At common law, a child under the age of 14 was presumed incompetent to testify. Clinton v. State, 53 Fla. 98, 43 So. 312 (1907). However, this presumption has now been eliminated. Today, children are competent if they have sufficient minimal intelligence, regardless of age, to accurately perceive, remember, and relate, and when they have a minimal appreciation of the nature and obligation of an oath. Cross v. State, 89 Fla. 212, 103 So. 636 (1925). Even a young child is presumed competent until incompetency is otherwise affirmatively established by substantial evidence. Begley v. State, 483 So. 2d 70 (Fla. 4th DCA 1986) (five year old sexual abuse victim of above average intelligence was competent to testify); Fernandez v.

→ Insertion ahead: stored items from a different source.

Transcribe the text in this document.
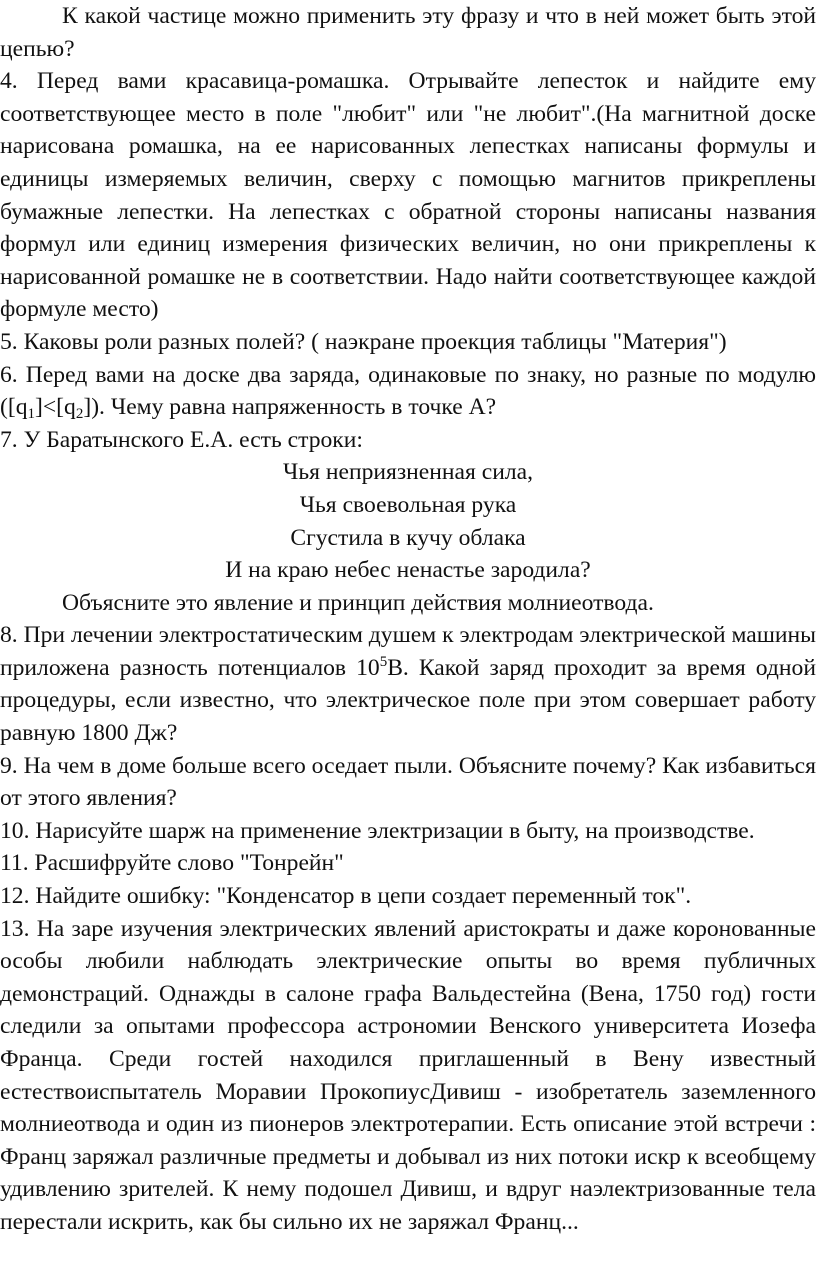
К какой частице можно применить эту фразу и что в ней может быть этой цепью?

4. Перед вами красавица-ромашка. Отрывайте лепесток и найдите ему соответствующее место в поле "любит" или "не любит".(На магнитной доске нарисована ромашка, на ее нарисованных лепестках написаны формулы и единицы измеряемых величин, сверху с помощью магнитов прикреплены бумажные лепестки. На лепестках с обратной стороны написаны названия формул или единиц измерения физических величин, но они прикреплены к нарисованной ромашке не в соответствии. Надо найти соответствующее каждой формуле место)

5. Каковы роли разных полей? ( наэкране проекция таблицы "Материя")

6. Перед вами на доске два заряда, одинаковые по знаку, но разные по модулю $([q_1]<[q_2])$. Чему равна напряженность в точке А?

7. У Баратынского Е.А. есть строки:

Чья неприязненная сила,

Чья своевольная рука

Сгустила в кучу облака

И на краю небес ненастье зародила?

Объясните это явление и принцип действия молниеотвода.

8. При лечении электростатическим душем к электродам электрической машины приложена разность потенциалов $10^5В$. Какой заряд проходит за время одной процедуры, если известно, что электрическое поле при этом совершает работу равную 1800 Дж?

9. На чем в доме больше всего оседает пыли. Объясните почему? Как избавиться от этого явления?

10. Нарисуйте шарж на применение электризации в быту, на производстве.

11. Расшифруйте слово "Тонрейн"

12. Найдите ошибку: "Конденсатор в цепи создает переменный ток".

13. На заре изучения электрических явлений аристократы и даже коронованные особы любили наблюдать электрические опыты во время публичных демонстраций. Однажды в салоне графа Вальдестейна (Вена, 1750 год) гости следили за опытами профессора астрономии Венского университета Иозефа Франца. Среди гостей находился приглашенный в Вену известный естествоиспытатель Моравии ПрокопиусДивиш - изобретатель заземленного молниеотвода и один из пионеров электротерапии. Есть описание этой встречи : Франц заряжал различные предметы и добывал из них потоки искр к всеобщему удивлению зрителей. К нему подошел Дивиш, и вдруг наэлектризованные тела перестали искрить, как бы сильно их не заряжал Франц...
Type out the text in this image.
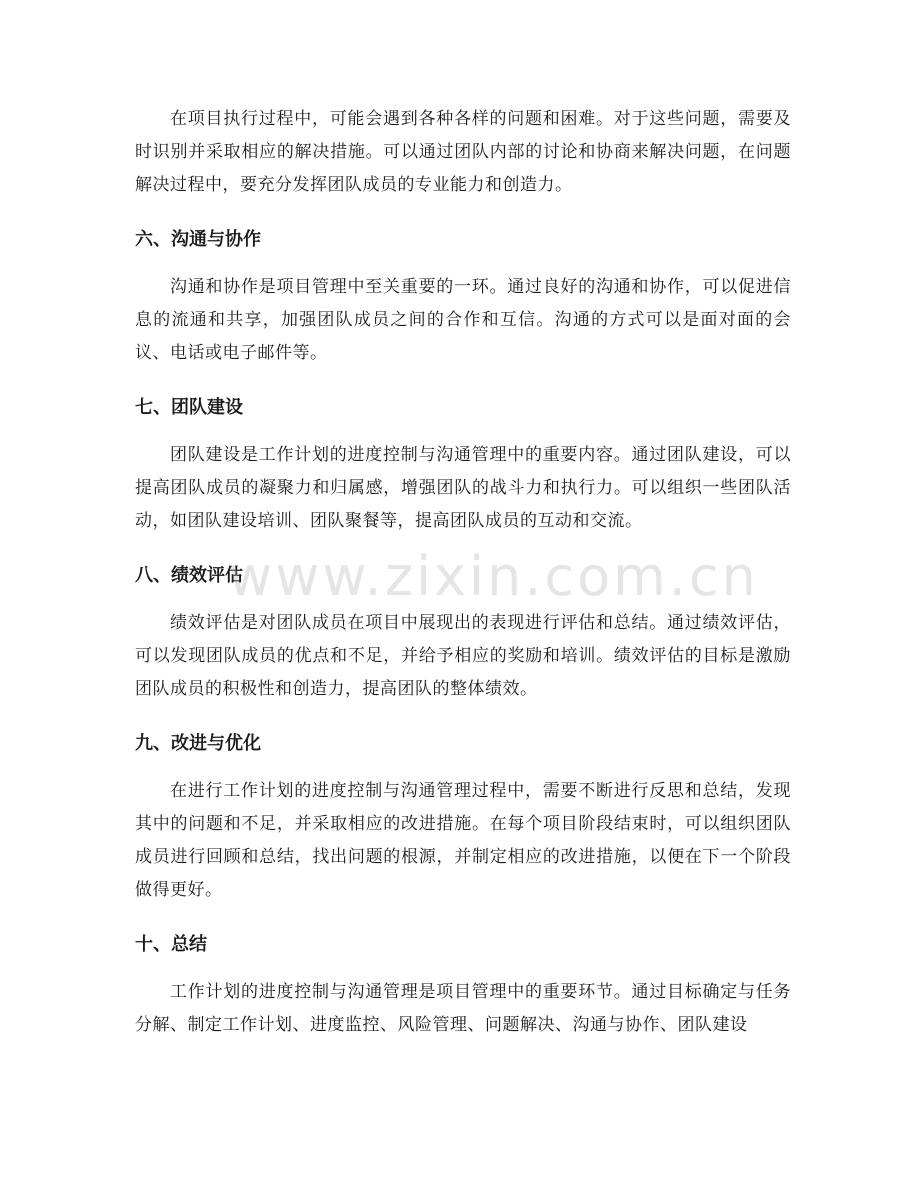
在项目执行过程中，可能会遇到各种各样的问题和困难。对于这些问题，需要及时识别并采取相应的解决措施。可以通过团队内部的讨论和协商来解决问题，在问题解决过程中，要充分发挥团队成员的专业能力和创造力。

六、沟通与协作

沟通和协作是项目管理中至关重要的一环。通过良好的沟通和协作，可以促进信息的流通和共享，加强团队成员之间的合作和互信。沟通的方式可以是面对面的会议、电话或电子邮件等。

七、团队建设

团队建设是工作计划的进度控制与沟通管理中的重要内容。通过团队建设，可以提高团队成员的凝聚力和归属感，增强团队的战斗力和执行力。可以组织一些团队活动，如团队建设培训、团队聚餐等，提高团队成员的互动和交流。

八、绩效评估

绩效评估是对团队成员在项目中展现出的表现进行评估和总结。通过绩效评估，可以发现团队成员的优点和不足，并给予相应的奖励和培训。绩效评估的目标是激励团队成员的积极性和创造力，提高团队的整体绩效。

九、改进与优化

在进行工作计划的进度控制与沟通管理过程中，需要不断进行反思和总结，发现其中的问题和不足，并采取相应的改进措施。在每个项目阶段结束时，可以组织团队成员进行回顾和总结，找出问题的根源，并制定相应的改进措施，以便在下一个阶段做得更好。

十、总结

工作计划的进度控制与沟通管理是项目管理中的重要环节。通过目标确定与任务分解、制定工作计划、进度监控、风险管理、问题解决、沟通与协作、团队建设

www.zixin.com.cn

State, 328 So 2d. 508 (Fla. 3d DCA 1976) (six year old allowed to testify);

In opposition to Defendant’s Motion for Final Summary Judgment, Plaintiff filed the affidavit of Mayte Rodriguez (child’s mother) as discussed above. After careful review of Ms. Rodriguez’ affidavit, the Court finds that there is no “summary judgment evidence” that meets the requirements of Fla. R. Civ. P. 1.510(c) establishing that the child is not competent to testify or sit for Examination Under Oath. The mother’s fears that her child is shy and introverted, are legally insufficient for the Court to conclude that the child, as a witness, is incompetent to testify. Additionally, the Plaintiff’s letter to the Defendant establishes no affirmative evidence that sitting for an EUO would be detrimental to the child’s mental and emotional well-being. Counsel’s letter requests that a panel of physicians examine the child and render an opinion regarding the psychological impact the EUO would have on the child. This question does not constitute summary judgment evidence. Landers v. Milton, 370 So. 2d 368 (Fla. 1979) (Summary judgment appropriate upon failure of opposing party to present competent evidence revealing genuine issue of material fact. It is not enough for the opposing party merely to assert that an issue does exist. Respondents affidavits based largely on supposition, were clearly inadequate to create an issue of fact.)

CONCLUSION

The subject policy required [Child], as omnibus insured to appear for Examination Under Oath. Imperial requested the Examination Under Oath on three separate occasions and Ms. Gonzalez failed to attend any of the scheduled Examinations Under Oath. This is a material breach of the policy and relieves Imperial of any further obligation, either to the insured or her assignee, Ray Medical Center, Inc.

Accordingly, it is hereby ORDERED AND ADJUDGED that the Defendant’s Motion for Summary Judgment Based on Failure to Attend Examination Under Oath is hereby GRANTED and the Plaintiff’s Cross Motion for Summary Judgment is hereby DENIED.